A NUMBER of mentoring programs will soon be offered by the Australian Red Cross Limestone Coast to locals who have repeated contact with the criminal justice system.
Red Cross regional manager David Walshaw was the guest speaker at October’s Millicent Lions Club meeting and discussed the possibility of introducing the four programs – Step Out, Police Call Outs, Connections and Youth Ready – to the region in upcoming months.
“As many people know, Red Cross has a long history of working with offenders and their families in prisons and in community based settings,” Mr Walshaw said.
“They are all guided by those fundamental principles – humanity, neutrality, independence and all of the others we have discussed.”
Step Out, which is the first program the organisation is looking at putting into place, is a peer mentoring program for people aged 14 to 25 who have repeated contact with South Australia’s justice system.
It involves volunteer peer mentors working one on one with participants in prison three-months before their release and then for as long as it is needed following their release to ensure there is no recidivist behaviour.
“Step Out is a program that is running in Adelaide and they are very keen to bring it down here to the South East,” Mr Walshaw said.
“I have been in contact with Uni SA and I have been talking to one of the placement officers there.
“We are both keen to get third and fourth year social work students out into the field so they can start working.
“Firstly, to give a good grounding of what the criminal justice system looks like in South Australia because a lot of them will end up working in it and secondly to assist Red Cross in delivering one of these programs.”
The second program Red Cross hopes to introduce to the South East is called Connections.
Mr Walshaw said Connections was a “straight out” community mentoring program which supports offenders which relocate to their hometown from Adelaide’s remand centre or the Adelaide women’s jail and need one-on-one guidance.

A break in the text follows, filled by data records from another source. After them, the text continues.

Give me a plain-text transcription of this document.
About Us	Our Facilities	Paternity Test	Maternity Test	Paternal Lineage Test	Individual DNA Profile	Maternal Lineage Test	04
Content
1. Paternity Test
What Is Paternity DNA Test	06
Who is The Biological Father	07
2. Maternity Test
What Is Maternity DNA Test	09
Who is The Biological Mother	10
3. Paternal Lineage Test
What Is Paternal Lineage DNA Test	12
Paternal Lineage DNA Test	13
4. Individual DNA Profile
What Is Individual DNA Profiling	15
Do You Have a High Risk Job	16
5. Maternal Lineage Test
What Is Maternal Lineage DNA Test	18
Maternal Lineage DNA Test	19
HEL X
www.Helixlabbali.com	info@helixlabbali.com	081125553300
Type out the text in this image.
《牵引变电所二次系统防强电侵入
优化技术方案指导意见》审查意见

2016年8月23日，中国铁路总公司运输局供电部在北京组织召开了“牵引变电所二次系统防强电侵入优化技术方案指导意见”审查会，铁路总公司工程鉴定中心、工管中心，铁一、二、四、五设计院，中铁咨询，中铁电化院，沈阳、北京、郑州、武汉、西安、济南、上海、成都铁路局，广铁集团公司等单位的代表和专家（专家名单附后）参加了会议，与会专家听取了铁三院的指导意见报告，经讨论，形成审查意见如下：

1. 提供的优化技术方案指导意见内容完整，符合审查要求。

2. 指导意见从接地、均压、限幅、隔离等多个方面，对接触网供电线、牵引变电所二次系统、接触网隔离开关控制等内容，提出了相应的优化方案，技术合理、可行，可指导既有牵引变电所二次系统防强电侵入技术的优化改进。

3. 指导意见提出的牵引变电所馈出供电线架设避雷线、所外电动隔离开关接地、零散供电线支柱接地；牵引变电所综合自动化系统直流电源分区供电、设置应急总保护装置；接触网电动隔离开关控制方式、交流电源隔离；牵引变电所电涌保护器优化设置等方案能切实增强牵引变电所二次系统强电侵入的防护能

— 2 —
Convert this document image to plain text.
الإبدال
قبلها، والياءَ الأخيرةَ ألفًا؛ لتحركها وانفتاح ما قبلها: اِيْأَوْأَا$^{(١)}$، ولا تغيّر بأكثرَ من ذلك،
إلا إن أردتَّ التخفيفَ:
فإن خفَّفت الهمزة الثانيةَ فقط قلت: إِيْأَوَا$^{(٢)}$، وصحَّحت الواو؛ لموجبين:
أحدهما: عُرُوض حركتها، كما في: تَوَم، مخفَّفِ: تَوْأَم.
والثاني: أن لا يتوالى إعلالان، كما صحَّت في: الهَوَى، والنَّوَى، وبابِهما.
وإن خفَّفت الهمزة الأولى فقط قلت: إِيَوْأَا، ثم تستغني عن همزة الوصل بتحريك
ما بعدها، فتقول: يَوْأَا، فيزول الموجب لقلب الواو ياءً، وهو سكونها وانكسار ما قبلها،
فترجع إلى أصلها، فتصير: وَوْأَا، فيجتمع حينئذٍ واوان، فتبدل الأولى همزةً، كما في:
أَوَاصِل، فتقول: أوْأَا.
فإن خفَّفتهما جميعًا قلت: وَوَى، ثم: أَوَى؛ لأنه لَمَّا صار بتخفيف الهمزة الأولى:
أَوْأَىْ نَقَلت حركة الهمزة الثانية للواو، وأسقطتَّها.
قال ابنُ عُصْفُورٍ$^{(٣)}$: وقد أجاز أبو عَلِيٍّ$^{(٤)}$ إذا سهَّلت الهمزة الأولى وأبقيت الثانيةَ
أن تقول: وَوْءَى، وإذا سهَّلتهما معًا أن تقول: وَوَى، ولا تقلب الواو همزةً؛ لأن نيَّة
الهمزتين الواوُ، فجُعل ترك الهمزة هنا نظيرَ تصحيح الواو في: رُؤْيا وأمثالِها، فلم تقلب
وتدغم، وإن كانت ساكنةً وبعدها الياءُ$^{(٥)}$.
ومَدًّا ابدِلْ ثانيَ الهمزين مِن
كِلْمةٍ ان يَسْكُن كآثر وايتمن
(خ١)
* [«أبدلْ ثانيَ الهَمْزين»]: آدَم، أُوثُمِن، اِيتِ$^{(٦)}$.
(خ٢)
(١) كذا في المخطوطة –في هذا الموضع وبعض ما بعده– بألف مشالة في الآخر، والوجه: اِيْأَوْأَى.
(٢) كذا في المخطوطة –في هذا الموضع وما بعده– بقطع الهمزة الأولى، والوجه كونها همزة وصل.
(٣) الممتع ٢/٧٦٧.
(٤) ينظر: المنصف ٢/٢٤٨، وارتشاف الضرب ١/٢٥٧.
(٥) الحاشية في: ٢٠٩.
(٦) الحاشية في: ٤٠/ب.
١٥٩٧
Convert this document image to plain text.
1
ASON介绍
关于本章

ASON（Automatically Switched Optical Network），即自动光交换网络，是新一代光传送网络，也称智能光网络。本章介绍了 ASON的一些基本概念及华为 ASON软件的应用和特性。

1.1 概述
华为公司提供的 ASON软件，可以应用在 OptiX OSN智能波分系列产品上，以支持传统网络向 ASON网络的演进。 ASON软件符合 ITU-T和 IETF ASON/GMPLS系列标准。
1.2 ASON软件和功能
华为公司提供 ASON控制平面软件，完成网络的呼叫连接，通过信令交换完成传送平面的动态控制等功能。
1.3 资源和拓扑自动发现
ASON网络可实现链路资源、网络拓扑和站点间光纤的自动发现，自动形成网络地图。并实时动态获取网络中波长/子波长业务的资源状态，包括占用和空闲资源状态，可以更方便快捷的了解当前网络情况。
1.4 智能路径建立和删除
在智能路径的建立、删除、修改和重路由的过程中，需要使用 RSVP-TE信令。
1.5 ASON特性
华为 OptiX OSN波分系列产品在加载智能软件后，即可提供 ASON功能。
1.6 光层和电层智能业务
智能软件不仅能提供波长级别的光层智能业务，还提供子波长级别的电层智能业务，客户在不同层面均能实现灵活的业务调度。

“This program makes sure offenders do not end up back in the remand centre or prison,” he said.
“What we want to try to do with these people is develop social skills with them and work with them to develop pathways to government agencies that are able to assist them and make sure they are aware of all of those things.
“If there are opportunities for them to be retrained and to work and become a fruitful member of society.
“That role of that volunteer in that setting is a very, very important one.”
The third program Red Cross hopes to make available in the South East is Police Call Outs.
With a growing need for the program, Mr Walshaw hopes to get it in place as soon as possible.
Police Call Outs supports young people aged 10 to 18 years when they have been arrested by the South Australian Police and have been taken to the police station without parent presence or support.
Red Cross volunteers are available 24 hours a day, seven days a week to support the youth.
“SAPOL can phone a volunteer that may be on call and ask them to come and sit with the child and make sure there is a witness to the truth in those proceedings,” Mr Walshaw said.
“We are working with SAPOL at the moment to get Police Call Outs in place.”
The final project the organisation is working on is Youth Ready, which Mr Walshaw said would help people complete their community service order if there was not an organisation which would take them.
“Through Youth Ready we work with the Department of Human Services and the Corrections Department to make sure that people who want to complete their community service order can.
“Bearing in mind we have to make sure we are protecting ourselves from any other recidivist behaviour that might occur in our care, but Red Cross is an opportunity for them to work in our op-shop or in some other non-patient or client contact area for us.”